Teratozephyrus is a genus of butterflies in the family Lycaenidae.(Theclini) It is an East
Palearctic (China, Taiwan, North Indochina) species associated with Quercus.

==Species==
- Teratozephyrus arisanus (Wileman, 1909) Taiwan, Yunnan.Includes T. a. picquenardi (Oberthür, 1914) and T. a. kachinus Koiwaya, 2000 Myanmar
- Teratozephyrus zhejiangensis Chou & Tong, 1994 Zhejiang
- Teratozephyrus hecale (Leech, 1894) Tibet, West China.
- Teratozephyrus chibahieyukii Fujioka, 1994 China, Szechwan, Kuan-Hsien, north west of Cheng-tu.

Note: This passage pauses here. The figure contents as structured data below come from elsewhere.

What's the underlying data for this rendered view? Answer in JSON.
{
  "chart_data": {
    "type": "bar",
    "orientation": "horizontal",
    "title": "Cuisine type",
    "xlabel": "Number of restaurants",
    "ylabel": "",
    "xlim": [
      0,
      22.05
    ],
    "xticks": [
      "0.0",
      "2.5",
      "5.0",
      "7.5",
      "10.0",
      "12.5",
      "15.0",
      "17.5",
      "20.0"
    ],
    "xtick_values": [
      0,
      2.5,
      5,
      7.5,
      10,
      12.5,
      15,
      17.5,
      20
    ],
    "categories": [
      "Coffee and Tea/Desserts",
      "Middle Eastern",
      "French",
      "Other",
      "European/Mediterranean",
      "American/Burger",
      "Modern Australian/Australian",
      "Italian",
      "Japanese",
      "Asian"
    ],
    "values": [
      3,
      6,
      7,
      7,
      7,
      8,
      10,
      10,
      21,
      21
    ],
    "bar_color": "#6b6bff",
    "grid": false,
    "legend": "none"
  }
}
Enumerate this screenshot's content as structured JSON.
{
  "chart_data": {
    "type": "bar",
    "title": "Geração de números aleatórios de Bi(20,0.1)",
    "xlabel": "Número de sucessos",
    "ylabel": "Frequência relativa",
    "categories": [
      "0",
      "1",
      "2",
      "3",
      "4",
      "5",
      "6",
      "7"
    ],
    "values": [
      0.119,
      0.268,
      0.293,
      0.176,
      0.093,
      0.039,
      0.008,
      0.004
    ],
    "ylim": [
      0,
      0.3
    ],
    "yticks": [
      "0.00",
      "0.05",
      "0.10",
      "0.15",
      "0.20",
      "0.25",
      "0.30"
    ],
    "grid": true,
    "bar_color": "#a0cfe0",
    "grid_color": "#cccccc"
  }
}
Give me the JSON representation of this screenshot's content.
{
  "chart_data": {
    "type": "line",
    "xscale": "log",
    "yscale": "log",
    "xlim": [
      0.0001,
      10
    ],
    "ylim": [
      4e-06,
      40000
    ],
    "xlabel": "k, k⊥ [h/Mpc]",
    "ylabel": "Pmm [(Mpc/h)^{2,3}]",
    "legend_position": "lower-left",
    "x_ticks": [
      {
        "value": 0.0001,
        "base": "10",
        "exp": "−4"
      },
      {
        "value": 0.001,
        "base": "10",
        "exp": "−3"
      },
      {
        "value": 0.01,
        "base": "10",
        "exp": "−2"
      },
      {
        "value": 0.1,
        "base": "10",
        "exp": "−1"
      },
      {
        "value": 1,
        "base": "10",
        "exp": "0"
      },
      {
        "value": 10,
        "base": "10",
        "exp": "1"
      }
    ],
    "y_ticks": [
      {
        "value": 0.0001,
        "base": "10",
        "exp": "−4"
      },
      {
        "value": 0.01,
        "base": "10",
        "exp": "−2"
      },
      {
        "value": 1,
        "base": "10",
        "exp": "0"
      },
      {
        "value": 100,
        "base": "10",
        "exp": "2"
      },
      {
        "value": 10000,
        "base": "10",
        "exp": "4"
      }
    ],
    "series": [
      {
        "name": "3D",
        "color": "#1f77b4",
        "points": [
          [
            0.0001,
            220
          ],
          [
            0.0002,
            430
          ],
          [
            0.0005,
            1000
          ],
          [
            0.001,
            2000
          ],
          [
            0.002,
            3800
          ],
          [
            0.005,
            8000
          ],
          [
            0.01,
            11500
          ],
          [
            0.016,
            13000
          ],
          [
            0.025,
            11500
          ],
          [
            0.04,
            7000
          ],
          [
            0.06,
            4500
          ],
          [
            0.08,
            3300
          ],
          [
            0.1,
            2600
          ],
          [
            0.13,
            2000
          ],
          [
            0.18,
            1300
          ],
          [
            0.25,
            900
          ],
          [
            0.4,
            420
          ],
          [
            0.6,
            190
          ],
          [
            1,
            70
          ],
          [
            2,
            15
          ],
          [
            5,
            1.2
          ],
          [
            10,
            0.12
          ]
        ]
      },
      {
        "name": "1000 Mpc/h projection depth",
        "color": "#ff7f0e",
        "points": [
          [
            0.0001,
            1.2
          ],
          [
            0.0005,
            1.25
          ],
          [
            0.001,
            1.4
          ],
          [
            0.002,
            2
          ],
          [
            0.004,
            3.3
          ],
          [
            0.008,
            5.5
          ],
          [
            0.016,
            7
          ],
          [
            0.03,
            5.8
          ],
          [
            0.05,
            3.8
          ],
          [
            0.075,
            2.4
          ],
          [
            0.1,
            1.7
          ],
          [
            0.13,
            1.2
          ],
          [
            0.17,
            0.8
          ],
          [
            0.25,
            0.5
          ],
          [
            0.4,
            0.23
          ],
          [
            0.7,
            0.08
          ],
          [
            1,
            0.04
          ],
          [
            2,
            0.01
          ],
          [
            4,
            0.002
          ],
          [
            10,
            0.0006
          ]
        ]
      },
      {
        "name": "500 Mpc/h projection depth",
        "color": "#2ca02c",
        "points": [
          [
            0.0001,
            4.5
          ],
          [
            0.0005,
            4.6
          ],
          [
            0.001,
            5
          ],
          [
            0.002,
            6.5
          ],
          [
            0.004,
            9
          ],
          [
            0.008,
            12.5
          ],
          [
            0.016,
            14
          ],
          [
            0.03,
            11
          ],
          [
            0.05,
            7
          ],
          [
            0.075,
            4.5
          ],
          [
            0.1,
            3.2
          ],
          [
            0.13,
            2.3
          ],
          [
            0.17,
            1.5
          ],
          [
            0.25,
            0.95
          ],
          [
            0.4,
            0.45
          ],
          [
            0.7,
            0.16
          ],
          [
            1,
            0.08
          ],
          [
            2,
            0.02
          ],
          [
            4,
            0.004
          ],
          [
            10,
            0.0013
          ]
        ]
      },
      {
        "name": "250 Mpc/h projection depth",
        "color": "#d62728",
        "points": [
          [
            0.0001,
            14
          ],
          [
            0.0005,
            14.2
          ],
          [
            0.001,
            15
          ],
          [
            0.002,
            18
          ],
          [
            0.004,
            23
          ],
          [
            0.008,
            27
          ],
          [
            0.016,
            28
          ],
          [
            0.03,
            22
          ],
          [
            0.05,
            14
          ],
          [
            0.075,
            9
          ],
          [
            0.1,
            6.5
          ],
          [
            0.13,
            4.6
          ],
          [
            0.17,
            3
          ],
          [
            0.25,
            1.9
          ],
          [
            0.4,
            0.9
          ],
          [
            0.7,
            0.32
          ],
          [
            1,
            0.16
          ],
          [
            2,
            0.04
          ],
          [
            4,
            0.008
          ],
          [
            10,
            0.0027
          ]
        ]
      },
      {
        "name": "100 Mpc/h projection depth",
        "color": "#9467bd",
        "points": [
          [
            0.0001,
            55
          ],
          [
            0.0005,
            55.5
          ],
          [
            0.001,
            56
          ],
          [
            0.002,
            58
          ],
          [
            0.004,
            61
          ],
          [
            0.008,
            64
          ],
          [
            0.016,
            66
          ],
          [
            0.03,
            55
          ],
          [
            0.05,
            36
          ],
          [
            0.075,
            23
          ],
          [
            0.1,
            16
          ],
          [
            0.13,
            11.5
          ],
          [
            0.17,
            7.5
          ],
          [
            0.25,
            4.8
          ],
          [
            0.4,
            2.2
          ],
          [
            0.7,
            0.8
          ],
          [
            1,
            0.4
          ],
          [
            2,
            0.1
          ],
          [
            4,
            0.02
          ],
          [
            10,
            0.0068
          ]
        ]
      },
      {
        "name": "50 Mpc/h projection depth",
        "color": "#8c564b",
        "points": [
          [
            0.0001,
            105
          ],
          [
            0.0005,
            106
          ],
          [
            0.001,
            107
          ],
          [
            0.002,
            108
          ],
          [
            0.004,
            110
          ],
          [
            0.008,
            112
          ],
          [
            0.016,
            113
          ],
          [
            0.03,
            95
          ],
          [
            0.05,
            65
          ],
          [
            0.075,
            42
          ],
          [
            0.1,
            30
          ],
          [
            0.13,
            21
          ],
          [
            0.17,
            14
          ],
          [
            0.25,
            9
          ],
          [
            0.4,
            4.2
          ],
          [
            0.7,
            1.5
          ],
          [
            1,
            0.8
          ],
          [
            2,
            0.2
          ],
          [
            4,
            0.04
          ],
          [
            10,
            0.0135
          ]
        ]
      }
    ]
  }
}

- Teratozephyrus florianii Bozano, 1996 = Hayashikeia florianii Bozano, 1996 China, W. Sichuan, Kangding.
- Teratozephyrus hinomaru Fujioka, 1994 China, Szechwan, Nanchuan, Chin-fo-shan, 1600–1800 m.
- Teratozephyrus kimurai Koiwaya, 2002 Vietnam
- Teratozephyrus muroyai Fujioka, 2003 = Teratozephyrus kimurai
- Teratozephyrus nuwai Koiwaya, 1996 China Gansu, Tianshui (1700m).